After receiving a degree in Hungarian Literature in the summer of 1956, I did indeed become a teacher, but also a member of the editorial board of a newly founded (though not yet circulating) journal Életképek (Pictures from Life). I did not have much time to enjoy those positions: my fellow students were fomenting a revolution. We got hold of some machine guns and formed a university national guard regiment that tried to defend the university against what proved an overpowering force. In the end, we surrendered.

I have mixed feelings looking back on those five years of study. I feel the same ambiguity I feel whenever I visit a university anywhere in the world to lecture on literature, give a sociology seminar, or simply talk to faculty members and their enthusiastic students. Gaining an overview of an entire field of study, having the chance to study all day (a chance that may never return later in life), agonizing in preparation for examinations, recognizing personal capacities and limits, worshiping some professors and disparaging others, thinking through the strategies for turning knowledge to use, living the excitement of first love, conversing with friends deep into the night, entering ignorant and exiting relatively well educated — no, we didn’t waste our time. But even these memories are tinged with irony: I see the faces trying on various masks; I see an army of fresh self-images marching along a road of careers. Looked at one way, it is an arrogant new elite, but from another angle it is a nest of newly hatched eggs. Yes, it is a diploma factory, but then there is the master — student relationship, dramatic and elegiac for both.

Clearly politics deeply permeated my years at university, permeated them so deeply that it was a permanent backdrop for both professors and students. Being locked in and locked out, dealing with weapons inside and out (machines guns within, tanks without) is anything but normal.
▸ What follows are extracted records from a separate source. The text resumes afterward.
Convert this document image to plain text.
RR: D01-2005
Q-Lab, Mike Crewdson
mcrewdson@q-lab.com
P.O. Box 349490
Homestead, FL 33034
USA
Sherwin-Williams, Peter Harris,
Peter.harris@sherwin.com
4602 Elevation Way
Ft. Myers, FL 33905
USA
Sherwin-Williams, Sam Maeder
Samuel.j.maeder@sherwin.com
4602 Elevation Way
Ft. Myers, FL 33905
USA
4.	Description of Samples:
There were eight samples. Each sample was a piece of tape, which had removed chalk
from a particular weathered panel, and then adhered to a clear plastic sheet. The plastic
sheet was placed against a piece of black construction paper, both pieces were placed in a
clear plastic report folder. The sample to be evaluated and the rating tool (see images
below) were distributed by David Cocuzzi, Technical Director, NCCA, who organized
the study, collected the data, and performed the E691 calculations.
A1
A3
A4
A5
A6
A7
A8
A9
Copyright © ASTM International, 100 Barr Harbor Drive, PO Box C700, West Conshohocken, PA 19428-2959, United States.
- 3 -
Any normal student role soon went by the boards. But even at the height of the Revolution I had no desire to shoot anyone: in the face of the armored units’ overwhelming advantage I deemed speech to be the opposing force that would prove decisive in the long run, a conclusion I arrived at through concerted contemplation with all those who did not stream across the temporarily opened border to the West.
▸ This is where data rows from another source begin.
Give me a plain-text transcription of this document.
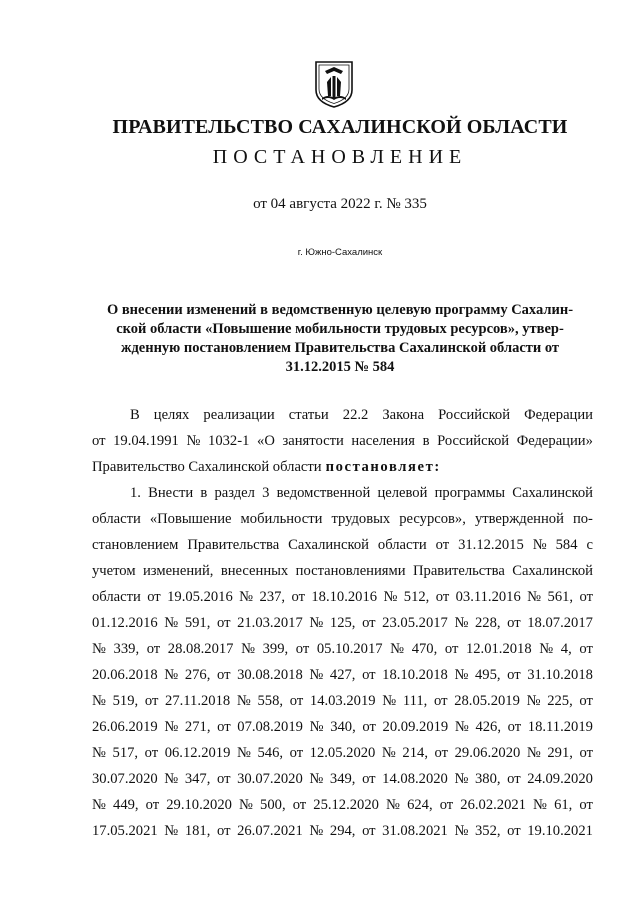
ПРАВИТЕЛЬСТВО САХАЛИНСКОЙ ОБЛАСТИ
ПОСТАНОВЛЕНИЕ
от 04 августа 2022 г. № 335
г. Южно-Сахалинск
О внесении изменений в ведомственную целевую программу Сахалин-
ской области «Повышение мобильности трудовых ресурсов», утвер-
жденную постановлением Правительства Сахалинской области от
31.12.2015 № 584
В целях реализации статьи 22.2 Закона Российской Федерации
от 19.04.1991 № 1032-1 «О занятости населения в Российской Федерации»
Правительство Сахалинской области постановляет:
1. Внести в раздел 3 ведомственной целевой программы Сахалинской
области «Повышение мобильности трудовых ресурсов», утвержденной по-
становлением Правительства Сахалинской области от 31.12.2015 № 584 с
учетом изменений, внесенных постановлениями Правительства Сахалинской
области от 19.05.2016 № 237, от 18.10.2016 № 512, от 03.11.2016 № 561, от
01.12.2016 № 591, от 21.03.2017 № 125, от 23.05.2017 № 228, от 18.07.2017
№ 339, от 28.08.2017 № 399, от 05.10.2017 № 470, от 12.01.2018 № 4, от
20.06.2018 № 276, от 30.08.2018 № 427, от 18.10.2018 № 495, от 31.10.2018
№ 519, от 27.11.2018 № 558, от 14.03.2019 № 111, от 28.05.2019 № 225, от
26.06.2019 № 271, от 07.08.2019 № 340, от 20.09.2019 № 426, от 18.11.2019
№ 517, от 06.12.2019 № 546, от 12.05.2020 № 214, от 29.06.2020 № 291, от
30.07.2020 № 347, от 30.07.2020 № 349, от 14.08.2020 № 380, от 24.09.2020
№ 449, от 29.10.2020 № 500, от 25.12.2020 № 624, от 26.02.2021 № 61, от
17.05.2021 № 181, от 26.07.2021 № 294, от 31.08.2021 № 352, от 19.10.2021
Half my classmates left, most of them becoming professors, mainly at American universities. We, the more recalcitrant ones, went underground, thinking that if we couldn’t have it our way now we would provide the spirit of freedom with a mantle of disguise while we consolidated and reinvigorated the culture. As long as we were locked in, we might as well get to know our city, our country. Compulsion breeds intensity. The plan was to learn from people of experience, to spend part of our days in the library and part in tenements and back courtyards trying to save the lives of neglected children.

As for our evenings, we spent them in the literary cafés. Our post-university lives were thus a continuation of our university lives: the same circles of friends and lovers, a few professors, and the literary crowd. Word got out who was who. Everybody knew everybody else. It was a world with the intimacy of confinement about it, with the air of a guild. The university was merely a relatively brief interval in a lifelong course of study, though arguably it was the most stimulating, because everything was new: first exams, first serious writing, first apartment (or room at least), first lovers’ cohabitation, first public role. These win out ultimately in the contest of memories, as their smells and colors are stronger than those that follow, perhaps because of the great hunger that precedes them. Who can possibly digest all that food, those books, those bodies, those experiences. Once the student years have passed, the marvelous hunger dissipates. My university career, deformed as it was by political vicissitudes, nourished my hunger for reality. I envy today’s students their freedom, because politics does not stand between them and knowledge and they are spared the many senseless obstacles that affected our lives so harshly. At the same time, given that we can learn from the provocations and shocks of fate, no matter how unwelcome, I have no regrets that such was my lot.